Emoni Santiago is a high school senior and mother to Emma, her 2 year old daughter. She is also an aspiring chef, integrating her own unique twists on traditional home cooked Puerto Rican recipes. In addition to her parental and school responsibilities, Emoni works hard at a burger restaurant, has a supportive best friend, and a kind grandmother who helps to raise her daughter. This novel is mostly the story of Emoni’s senior year of high school, in which she begins to nurture her love of cooking by taking a culinary arts elective at school. The class requires a trip to Spain, and Emoni, a single mom of modest means, is faced with the burden of raising money to go. In addition to this, there is some minor drama with Emma’s father, as well as unresolved issues in her relationship with her father.
Although I liked this book and its short chapters make it intensely readable, the main problem here is that I felt it lacked a conflict. Yes, Emoni does struggle, but she eventually gets what she wants. I am not saying that this is a bad thing, she’s a great character who I empathized with and desperately wanted to win. Buuuuttt…it just made for a kinda blah narrator. The romance is reluctant and felt forced, there was never a point in the book where I didn’t know that things would improve. It’s perfectly put together and predictable.

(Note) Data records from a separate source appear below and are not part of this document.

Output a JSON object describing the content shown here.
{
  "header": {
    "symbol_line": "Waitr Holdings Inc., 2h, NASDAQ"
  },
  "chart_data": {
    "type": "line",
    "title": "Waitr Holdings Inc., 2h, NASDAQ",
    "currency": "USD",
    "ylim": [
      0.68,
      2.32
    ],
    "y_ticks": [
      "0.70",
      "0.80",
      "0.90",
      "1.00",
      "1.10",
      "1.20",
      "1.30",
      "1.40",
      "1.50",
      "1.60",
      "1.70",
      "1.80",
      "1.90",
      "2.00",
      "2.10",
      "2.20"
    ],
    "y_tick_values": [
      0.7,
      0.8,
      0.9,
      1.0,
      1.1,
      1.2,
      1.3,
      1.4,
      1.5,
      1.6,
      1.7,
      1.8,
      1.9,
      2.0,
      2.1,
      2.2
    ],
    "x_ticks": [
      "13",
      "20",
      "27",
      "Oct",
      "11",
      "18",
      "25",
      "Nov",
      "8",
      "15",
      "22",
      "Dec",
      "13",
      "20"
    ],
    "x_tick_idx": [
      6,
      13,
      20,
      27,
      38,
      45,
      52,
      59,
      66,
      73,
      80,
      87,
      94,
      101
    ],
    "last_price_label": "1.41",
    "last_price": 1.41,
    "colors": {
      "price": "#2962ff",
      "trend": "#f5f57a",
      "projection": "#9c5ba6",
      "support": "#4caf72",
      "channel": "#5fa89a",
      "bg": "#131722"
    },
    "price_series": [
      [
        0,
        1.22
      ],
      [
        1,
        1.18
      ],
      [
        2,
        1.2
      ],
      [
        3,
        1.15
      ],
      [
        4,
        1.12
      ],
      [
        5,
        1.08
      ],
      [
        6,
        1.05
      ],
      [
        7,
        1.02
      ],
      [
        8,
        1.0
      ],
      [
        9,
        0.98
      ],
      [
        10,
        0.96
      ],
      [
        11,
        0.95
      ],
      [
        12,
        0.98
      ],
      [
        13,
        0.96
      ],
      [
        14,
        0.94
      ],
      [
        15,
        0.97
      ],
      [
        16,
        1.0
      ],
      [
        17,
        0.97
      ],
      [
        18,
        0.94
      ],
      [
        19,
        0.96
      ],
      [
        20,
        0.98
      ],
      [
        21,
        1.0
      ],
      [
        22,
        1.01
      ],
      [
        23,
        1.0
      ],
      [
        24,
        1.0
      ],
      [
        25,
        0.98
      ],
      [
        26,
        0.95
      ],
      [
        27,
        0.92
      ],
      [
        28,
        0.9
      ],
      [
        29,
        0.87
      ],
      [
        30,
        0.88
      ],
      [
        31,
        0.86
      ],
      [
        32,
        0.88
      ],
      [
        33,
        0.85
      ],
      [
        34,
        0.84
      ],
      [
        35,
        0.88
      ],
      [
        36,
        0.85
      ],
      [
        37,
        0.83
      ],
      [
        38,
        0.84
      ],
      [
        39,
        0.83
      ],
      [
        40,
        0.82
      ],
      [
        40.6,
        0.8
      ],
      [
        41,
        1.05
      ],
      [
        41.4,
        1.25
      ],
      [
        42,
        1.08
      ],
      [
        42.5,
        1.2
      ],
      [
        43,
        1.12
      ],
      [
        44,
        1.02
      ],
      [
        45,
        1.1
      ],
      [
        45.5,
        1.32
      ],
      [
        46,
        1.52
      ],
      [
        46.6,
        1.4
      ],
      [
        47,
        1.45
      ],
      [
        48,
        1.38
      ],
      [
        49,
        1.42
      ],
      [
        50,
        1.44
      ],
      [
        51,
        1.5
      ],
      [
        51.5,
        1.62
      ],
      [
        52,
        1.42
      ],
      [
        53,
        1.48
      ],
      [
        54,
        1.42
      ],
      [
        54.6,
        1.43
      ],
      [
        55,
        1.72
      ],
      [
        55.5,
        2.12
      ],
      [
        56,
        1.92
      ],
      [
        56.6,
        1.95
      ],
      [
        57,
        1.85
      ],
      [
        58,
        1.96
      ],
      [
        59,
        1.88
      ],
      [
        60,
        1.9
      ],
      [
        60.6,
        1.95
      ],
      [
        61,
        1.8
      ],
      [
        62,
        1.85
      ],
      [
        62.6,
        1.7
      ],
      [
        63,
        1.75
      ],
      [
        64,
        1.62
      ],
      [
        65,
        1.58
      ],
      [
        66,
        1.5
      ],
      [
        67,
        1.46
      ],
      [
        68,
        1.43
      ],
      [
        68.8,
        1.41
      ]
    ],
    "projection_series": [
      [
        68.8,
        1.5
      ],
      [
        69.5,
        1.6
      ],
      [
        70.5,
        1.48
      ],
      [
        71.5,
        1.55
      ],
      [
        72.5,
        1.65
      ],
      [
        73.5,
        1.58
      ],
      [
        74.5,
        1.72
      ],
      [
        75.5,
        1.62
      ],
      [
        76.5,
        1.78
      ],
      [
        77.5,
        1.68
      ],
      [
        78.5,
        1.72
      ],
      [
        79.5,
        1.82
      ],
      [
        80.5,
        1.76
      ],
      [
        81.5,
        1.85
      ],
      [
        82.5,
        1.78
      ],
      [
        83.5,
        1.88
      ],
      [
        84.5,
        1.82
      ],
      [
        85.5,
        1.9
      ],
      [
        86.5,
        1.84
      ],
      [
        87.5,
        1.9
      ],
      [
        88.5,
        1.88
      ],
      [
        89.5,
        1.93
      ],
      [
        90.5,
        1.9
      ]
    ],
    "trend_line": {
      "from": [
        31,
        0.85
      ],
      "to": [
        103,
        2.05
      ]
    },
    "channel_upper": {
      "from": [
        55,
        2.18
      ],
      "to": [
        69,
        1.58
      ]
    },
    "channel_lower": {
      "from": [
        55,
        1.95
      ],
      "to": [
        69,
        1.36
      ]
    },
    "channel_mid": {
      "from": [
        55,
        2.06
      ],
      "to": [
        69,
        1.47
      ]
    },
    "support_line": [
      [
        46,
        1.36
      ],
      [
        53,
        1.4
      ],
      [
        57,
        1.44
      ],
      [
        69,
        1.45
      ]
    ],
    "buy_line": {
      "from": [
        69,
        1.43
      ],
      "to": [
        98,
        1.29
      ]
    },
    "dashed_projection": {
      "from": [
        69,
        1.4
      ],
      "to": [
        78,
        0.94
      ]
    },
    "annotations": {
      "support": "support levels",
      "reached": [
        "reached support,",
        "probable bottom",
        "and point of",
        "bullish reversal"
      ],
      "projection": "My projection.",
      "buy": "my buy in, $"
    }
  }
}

Still, I won’t go less than 4 stars here. I love Elizabeth Acevedo, and I think her writing about Afro-Latina character is super-important, particularly with all of the discussion in lit circles these days about diverse books. I also think that her choice to feature a urban teenage mother of color that is not a caricature or a stereotype was a very brave one that should be commended. The cover art is cool too (is that Alicia Keys??) Woooooww…
Review for "The Poet X" by Elizabeth Acevedo (2018)
Rating: 4 out of 5 stars
This is a beautiful book.
Xiomara Batista is a Dominican teenager growing up in present-day Harlem, NYC. She writes poems in her notebook to express her honest thoughts, mostly on her best friend, her twin brother, her father, and her ultra-religious, overbearing mother. Outside of her brother and her best friend Xiomara does not have much of a social life, she is forced to attend church services and confirmation classes by her mother. Her life changes, however, when she falls in love with a boy from her school and is encouraged to pursue her poetry by one of her teachers.
A lot of the trophes in this book are a bit cliche: first love, parental misunderstanding, the questioning of religion, discovering one’s voice through poetry. Oddly though, while reading this I never really considered these things as ‘done before,’ I just found myself getting lost in the book and letting Xiomara’s words shine through. I loved the poetry here, I loved Xiomara.
I normally don’t care too much for novels in verse, I find most poetic narrative styles kind of stuffy and trite. Not so with this book, I could have read this for another 100 pages. Very well done, highly recommend.